Sancti Thomae de Aquino. Summa theolgiae. Ed. Petrus Caramello. Taurini: Marietti, 1952.

4. But these three versions so far are far too bulky and uncomfortable to take out of your library. The best version, in my opinion, as far as size, weight, and feel of the volumes, is the Biblioteca de Autores Cristianos (BAC) edition. I like this version because I can easily take any one of the five volumes on the road with me and read it any time I have a break, without it being too burdensome (as far as weight and size) and it is also quite sturdy so it does not get damaged easily. This version is not to be confused with the Spanish translation (or the bilingual version) of the Summa, both published by BAC:

Sancti Thomae de Aquino. Summa theologiae. Madrid: Biblioteca de Autores Cristianos, 1995.

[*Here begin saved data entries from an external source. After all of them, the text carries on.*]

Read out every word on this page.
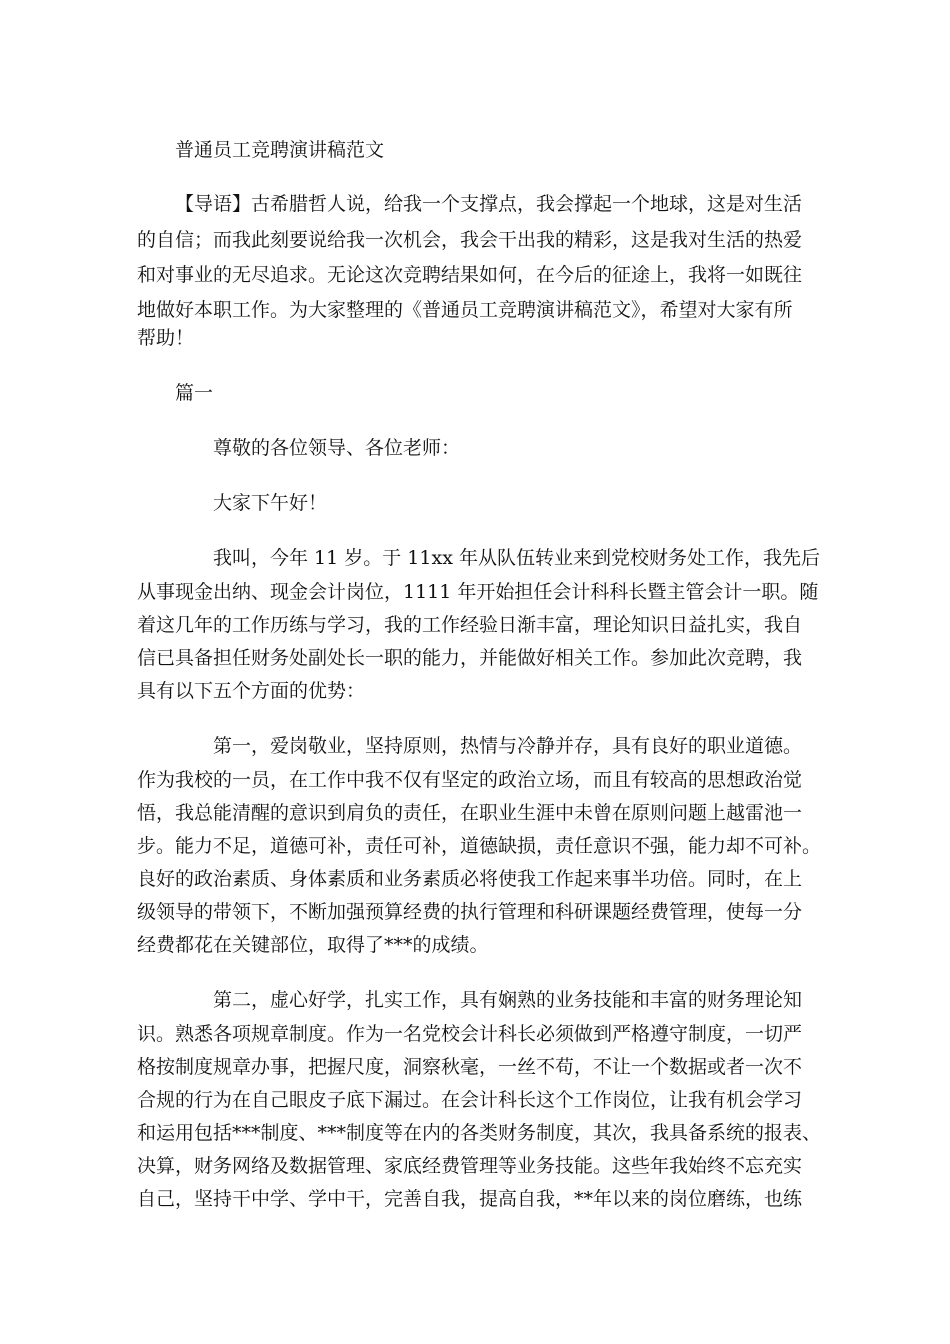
普通员工竞聘演讲稿范文
【导语】古希腊哲人说，给我一个支撑点，我会撑起一个地球，这是对生活
的自信；而我此刻要说给我一次机会，我会干出我的精彩，这是我对生活的热爱
和对事业的无尽追求。无论这次竞聘结果如何，在今后的征途上，我将一如既往
地做好本职工作。为大家整理的《普通员工竞聘演讲稿范文》，希望对大家有所
帮助！
篇一
尊敬的各位领导、各位老师：
大家下午好！
我叫，今年 11 岁。于 11xx 年从队伍转业来到党校财务处工作，我先后
从事现金出纳、现金会计岗位，1111 年开始担任会计科科长暨主管会计一职。随
着这几年的工作历练与学习，我的工作经验日渐丰富，理论知识日益扎实，我自
信已具备担任财务处副处长一职的能力，并能做好相关工作。参加此次竞聘，我
具有以下五个方面的优势：
第一，爱岗敬业，坚持原则，热情与冷静并存，具有良好的职业道德。
作为我校的一员，在工作中我不仅有坚定的政治立场，而且有较高的思想政治觉
悟，我总能清醒的意识到肩负的责任，在职业生涯中未曾在原则问题上越雷池一
步。能力不足，道德可补，责任可补，道德缺损，责任意识不强，能力却不可补。
良好的政治素质、身体素质和业务素质必将使我工作起来事半功倍。同时，在上
级领导的带领下，不断加强预算经费的执行管理和科研课题经费管理，使每一分
经费都花在关键部位，取得了***的成绩。
第二，虚心好学，扎实工作，具有娴熟的业务技能和丰富的财务理论知
识。熟悉各项规章制度。作为一名党校会计科长必须做到严格遵守制度，一切严
格按制度规章办事，把握尺度，洞察秋毫，一丝不苟，不让一个数据或者一次不
合规的行为在自己眼皮子底下漏过。在会计科长这个工作岗位，让我有机会学习
和运用包括***制度、***制度等在内的各类财务制度，其次，我具备系统的报表、
决算，财务网络及数据管理、家底经费管理等业务技能。这些年我始终不忘充实
自己，坚持干中学、学中干，完善自我，提高自我，**年以来的岗位磨练，也练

5. Now, all four versions so far only contain the Latin text. If your Latin needs a little help (as is the case with most of us) the best side-by-side Latin-English version is that by NovaAntiqua:

Saint Thomas Aquinas. Summa theologiae. Scotts Valley, CA: CreateSpace, 2009.

N.B.: For those who are not planning on being professional Thomistic scholars, for those whose Latin is not solid enough to handle the Latin alone, and those who just want one version, I would recommend they get the NovaAntiqua version. For more serious scholars, I would urge them to get them all or most of them (the Leonine is a must, at least on PDF).

Request: If you ever scan the St. Paul or Marietti editions (or anything else), please feel free to share those files with me, as they can be immensely helpful.